A solid copper cube and a solid copper sphere, both of same mass & emissivity are heated to same initial temperature and kept under identical conditions.  What is the ratio of their initial rate of fall of temperature?
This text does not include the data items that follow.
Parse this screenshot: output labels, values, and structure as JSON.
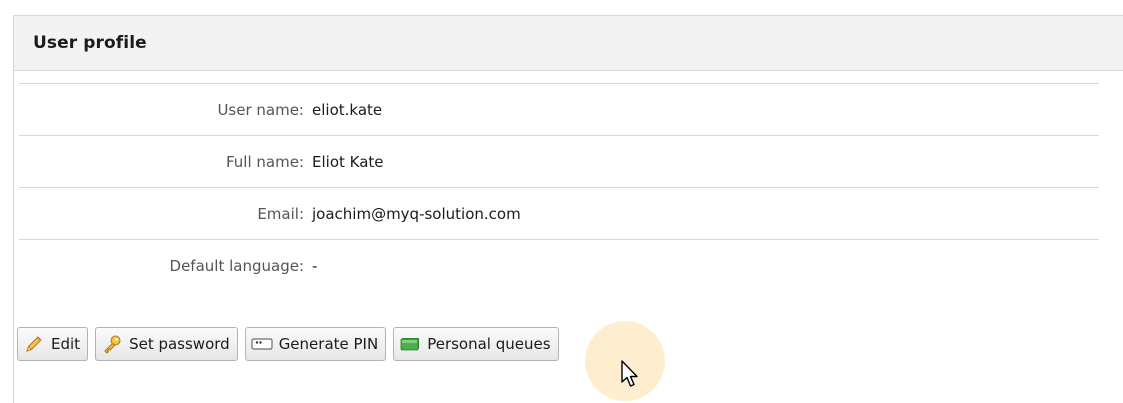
{
  "panel": {
    "title": "User profile"
  },
  "fields": [
    {
      "label": "User name:",
      "value": "eliot.kate"
    },
    {
      "label": "Full name:",
      "value": "Eliot Kate"
    },
    {
      "label": "Email:",
      "value": "joachim@myq-solution.com"
    },
    {
      "label": "Default language:",
      "value": "-"
    }
  ],
  "toolbar": {
    "edit": {
      "label": "Edit",
      "icon": "pencil-icon"
    },
    "set_password": {
      "label": "Set password",
      "icon": "key-icon"
    },
    "generate_pin": {
      "label": "Generate PIN",
      "icon": "pin-keypad-icon"
    },
    "personal_queues": {
      "label": "Personal queues",
      "icon": "queue-stack-icon"
    }
  },
  "colors": {
    "header_bg": "#f3f3f3",
    "border": "#d9d9d9",
    "label_text": "#555555",
    "value_text": "#1b1b1b",
    "click_highlight": "#ffd696"
  }
}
If $\text{'}a\text{'}$ is the length of cube, surface area $S_{\text{cube}}=6a^2$ 
If $\text{'}r\text{'}$ is the radius of sphere, surface area  $S_{\text{sphere}}=4\text{π}{r}^2$
Both the cube and sphere have the same volume as given 
Volume  $V=a^3$  $\left(\because V=\frac{4}{3}\text{π}{r}^3\right)$
$\begin{array}{l}\therefore a^3=\frac{4}{3}\pi r^3\\ \Rightarrow \frac{a}{r}={\left(\frac{4\pi }{3}\right)}^{\frac{1}{3}}\\ \frac{{\text{ Area }}_{\text{cube }}}{{\text{ Area }}_{\text{sphere }}}=\frac{6a^2}{4\pi r^2}\\ =\frac{6}{4\pi }{\left(\frac{a}{r}\right)}^2=\frac{6}{4\pi }\times {\left(\frac{4\pi }{3}\right)}^{\frac{2}{3}}\\ ={\left(\frac{6}{\pi }\right)}^{\frac{1}{3}}\\ \text{∵ mass are equal }\end{array}$

Rate of fall in temperature = Surface area

$\because$Rate of fall in temperature= ${\left(\frac{6}{\text{π}}\right)}^{\frac{1}{3}}$